El profesor levantó las manos.
—Ese es el problema. No lo sabemos con certeza.
—Aun cuando lo supieran, ¿qué influencia podría tener sobre el fundamentalismo islámico un descubrimiento así? —inquirió Tracy.
—Buena pregunta —respondió Nichols—. Usted sabrá que los musulmanes creen que el Corán es la palabra completa e inmutable de Dios. Sugerir que hay algo más se considera una blasfemia y un ataque frontal contra el islam. Sin embargo, aproximadamente la quinta parte del Corán está llena de contradicciones y pasajes incomprensibles que no tienen ningún sentido.
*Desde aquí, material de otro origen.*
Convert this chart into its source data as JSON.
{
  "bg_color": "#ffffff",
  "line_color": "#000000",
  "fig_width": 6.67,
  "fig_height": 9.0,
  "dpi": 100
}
»Por ejemplo, en los primeros momentos de la trayectoria de Mahoma como profeta en La Meca, Alá le reveló a través del arcángel Gabriel la noción de vida en paz con judíos y cristianos. Posteriormente, cuando Mahoma, que había sido rechazado por judíos y cristianos, se convirtió en un señor de la guerra y concentró un ejército poderoso en Medina, se cuenta que Alá le reveló que la obligación de todos los musulmanes era someter a todos los no musulmanes y no cejar hasta que el islam fuera la religión prevaleciente en el planeta.
Tracy asintió.
—Jamás le vi mucho sentido a eso.
—No es usted la única. Parte de la confusión nace del hecho de que el Corán no tiene una estructura cronológica. Está ordenado, principalmente, por la extensión de sus capítulos, o suras: desde las más largas hasta las más cortas. Por consiguiente, los versículos pacíficos de los albores del islam se encuentran a lo largo de todo el texto. El problema, sin embargo, es que los versículos que defienden la guerra prevalecen debido a lo que se denomina la doctrina de la abrogación.
—¿Qué es la abrogación?
—En esencia, establece que si dos versículos del Corán se contradicen, prevalecerá el posterior. La sura más violenta del Corán es la novena. Es el único capítulo del Corán que no comienza con la fórmula ritual conocida como Basmalá: «En el nombre de Dios, el clemente, el misericordioso». La novena sura contiene versículos como «Matad a los idólatras donde los encontréis» o «Quienes se niegan a combatir por Alá padecerán una muerte dolorosa e irán al infierno», además de apelar a la guerra para someter a todos los judíos y cristianos.
»Aunque es un capítulo próximo al final, es el último conjunto auténtico de instrucciones que Mahoma dejó a sus seguidores, y son esos versículos los que, desde entonces, han desatado la violencia en nombre del islam.
—Lo difícil para los musulmanes pacíficos que no suscriben la violencia —aclaró Harvath— es que no tienen apoyatura contextual sobre la que sustentarse dentro de su propia religión. Como Mahoma dijo: «Ve a combatir», y como él mismo se implicó en la violencia, a los musulmanes no se les permite discutirlo. En realidad, se espera que sigan su ejemplo.
—¿Por qué? —preguntó Tracy.
—Porque a Mahoma se le considera el «ejemplo perfecto» del islam. Su conducta, todas y cada una de las cosas que dijo e hizo, son irreprochables y ejercen de modelo a seguir para todos los musulmanes. En esencia, el islam enseña que cuanto más se parece un musulmán a Mahoma, mejor será.
—Pero, si Mahoma pronunció realmente una última revelación después de la novena sura —dijo Nichols—, y si, como creía Jefferson, esa manifestación podía abrogar todos los llamamientos del Corán a la violencia…
—Entonces tendría un impacto monumental —concluyó Harvath, quien, tras una pausa, preguntó—: ¿Ha encontrado usted todo eso en el diario presidencial de Jefferson?
—No —contestó el profesor—. El diario solo era una pista de lanzamiento. Jefferson llevaba siguiendo el rastro de la revelación desaparecida desde mucho antes de asumir la presidencia, y siguió trabajando en ello hasta bastante después de abandonar la Casa Blanca.
»Hemos tenido que revisar muchos otros documentos de Jefferson para tratar de obtener más información. El problema es que Jefferson murió muy endeudado y su legado se fraccionó y se vendió. Algunos objetos fundamentales han desaparecido. Esa es la razón por la que el presidente me envió aquí, a París.
—¿Para localizar más documentos desaparecidos de Jefferson? —preguntó Tracy.
—Concretamente —dijo Nichols—, una primera edición que Jefferson tenía del Quijote. Creemos que contiene apuntes manuscritos que pueden conducirnos a lo que buscamos.
—¿Dónde está?
El profesor respiró hondo y, a continuación, contestó:
—Ahí es donde las cosas empiezan a complicarse.